Faced with the challenge of clarifying their national vision and charting a way forward for their countries going, most of Africa’s founding presidents had to be writers and thinkers of some variety. Those with a leftist leaning tended to be the most prolific writers, in the footsteps of other socialist and communist theorists Marx, Lenin and Mao.
Egypt’s Gamal Abdel Nasser wrote three books on the philosophy of the Egyptian revolution and his vision for Arab unity.
Muammar Gaddafi had The Green Book, “intended to be required reading for all Libyans”, in which he set out his brand of political philosophy, and Tanzania’s Julius Nyerere had an extensive collection on his version of “African socialism” called Ujamaa.
Uganda’s Milton Obote was mostly a pamphleteer, writing the eminently readable mini-book Letter to a London Friend, and the controversial manual of nationalisation Move to the Left. Even the country’s first independence titular president, King Kabaka Mutesa, wrote The Desecration of my Kingdom from his London exile after he was deposed by Obote in 1966.
Kenya’s founding father Jomo Kenyatta also wrote, as did his short-lived vice president and later intense rival Jaramogi Odinga.
A poetic touch
Guinea’s Ahmad Sekou Toure had his vision set out in Africa on the Move, while philosopher-poet Leopold Senghor of Senegal had numerous prose and poetry works published.
Leaders of liberation movements – as they spend long months in the bush plotting revolution – tend to be writers too. Zimbabwe’s Robert Mugabe, Angola’s Agostinho Neto, Mozambique’s Samora Machel, Burkina Faso’s Thomas Sankara, and Uganda’s Yoweri Museveni, all wrote works on their experiences and vision of the liberation movements they led.
However, these works tend to be written during the struggle or in the early years of victory. If they stay in power long enough, the plush comforts of power soften the rough revolutionary edges - as in the case of Mugabe - and the publishing frequency drops sharply.
Why it matters
It doesn’t seem to make much difference to a country whether it has a leader who is or was a writer of some sort, because all types of nations have fallen prey to coups, civil war or secessionist movements. However, it appears to matter most in what happens AFTER the war or coup – perhaps because once a leader has clarified the national vision, however nascent or controversial, it still seems to provide a common point of return.

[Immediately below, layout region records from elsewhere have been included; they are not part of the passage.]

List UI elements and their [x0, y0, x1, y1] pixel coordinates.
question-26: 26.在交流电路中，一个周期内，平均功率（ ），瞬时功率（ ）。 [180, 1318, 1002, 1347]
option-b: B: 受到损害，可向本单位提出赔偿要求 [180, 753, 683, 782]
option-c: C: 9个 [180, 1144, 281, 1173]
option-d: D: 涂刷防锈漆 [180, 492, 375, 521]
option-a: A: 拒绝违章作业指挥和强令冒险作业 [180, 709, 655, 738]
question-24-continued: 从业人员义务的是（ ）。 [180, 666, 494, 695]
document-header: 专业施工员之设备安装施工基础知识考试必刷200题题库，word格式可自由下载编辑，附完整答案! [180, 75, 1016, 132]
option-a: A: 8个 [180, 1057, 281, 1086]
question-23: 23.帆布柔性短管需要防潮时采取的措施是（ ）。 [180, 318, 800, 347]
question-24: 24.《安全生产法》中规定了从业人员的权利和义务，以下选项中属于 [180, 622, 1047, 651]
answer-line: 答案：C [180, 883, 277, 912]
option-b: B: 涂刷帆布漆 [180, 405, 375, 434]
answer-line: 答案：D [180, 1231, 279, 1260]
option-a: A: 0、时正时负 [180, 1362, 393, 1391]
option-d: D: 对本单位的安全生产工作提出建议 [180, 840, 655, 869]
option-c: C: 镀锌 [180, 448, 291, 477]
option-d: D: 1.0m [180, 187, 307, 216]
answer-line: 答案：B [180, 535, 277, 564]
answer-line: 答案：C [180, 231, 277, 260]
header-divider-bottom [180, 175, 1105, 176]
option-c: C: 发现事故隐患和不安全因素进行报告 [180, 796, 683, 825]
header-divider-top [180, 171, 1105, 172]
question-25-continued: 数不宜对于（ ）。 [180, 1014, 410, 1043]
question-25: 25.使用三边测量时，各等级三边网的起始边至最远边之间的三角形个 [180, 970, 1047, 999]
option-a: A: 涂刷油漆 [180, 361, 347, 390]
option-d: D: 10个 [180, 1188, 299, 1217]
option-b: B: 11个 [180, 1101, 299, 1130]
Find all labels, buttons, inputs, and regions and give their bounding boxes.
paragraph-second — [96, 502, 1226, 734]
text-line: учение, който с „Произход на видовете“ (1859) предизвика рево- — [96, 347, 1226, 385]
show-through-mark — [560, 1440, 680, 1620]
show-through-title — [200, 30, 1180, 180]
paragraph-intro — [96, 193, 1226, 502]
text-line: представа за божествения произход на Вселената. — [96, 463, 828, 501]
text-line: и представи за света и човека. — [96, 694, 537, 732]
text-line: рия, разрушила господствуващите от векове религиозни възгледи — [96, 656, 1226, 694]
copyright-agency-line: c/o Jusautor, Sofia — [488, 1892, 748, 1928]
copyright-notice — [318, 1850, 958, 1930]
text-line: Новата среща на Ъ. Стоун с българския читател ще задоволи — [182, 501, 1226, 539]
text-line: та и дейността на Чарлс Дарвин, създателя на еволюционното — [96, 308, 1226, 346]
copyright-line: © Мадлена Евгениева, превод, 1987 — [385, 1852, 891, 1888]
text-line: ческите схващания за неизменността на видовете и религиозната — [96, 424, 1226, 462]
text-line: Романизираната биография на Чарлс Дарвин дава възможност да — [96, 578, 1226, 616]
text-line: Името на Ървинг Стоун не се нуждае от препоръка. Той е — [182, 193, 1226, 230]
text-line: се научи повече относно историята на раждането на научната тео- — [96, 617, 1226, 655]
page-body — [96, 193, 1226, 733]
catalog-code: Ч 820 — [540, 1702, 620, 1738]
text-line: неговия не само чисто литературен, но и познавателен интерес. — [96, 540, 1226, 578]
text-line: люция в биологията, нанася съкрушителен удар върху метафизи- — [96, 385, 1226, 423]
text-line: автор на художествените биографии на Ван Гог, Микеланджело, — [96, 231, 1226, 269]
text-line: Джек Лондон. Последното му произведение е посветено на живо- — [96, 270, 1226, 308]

It needn’t even be the leftist revolutionary literature per se, even an autobiography has the effect of rallying a nation around the narrative shaped by one individual’s life.
In a few cases, a country doesn’t need to have its leaders writing and envisioning big time as long as it lives in the shadows of another where a towering leader propagated some pan-regional ideas, like Egypt’s Gamal Abdel Nasser with his grand pan-Arab ideas. Thus while Algeria might not be known for leaders who write, living in the pan-Arab orbit seems to have helped it find its foot after a deadly civil war.
Alternatively if it has a long history of letters, and a movement of ideas - either in science or religion, like the Coptic church in Ethiopia, that too can be a rallying ideological core - and perhaps explains Ethiopia’s remarkable ability to return from the dead.
However if you are Burundi, Central African Republic (CAR), Eritrea, Liberia, Sierra Leone, Sudan, or Somalia that have never had any of their notable leaders publishing a book and generating a movement of ideas around the state or society, little that happens in the region will save you either. You just have to do the heavy lifting on your own.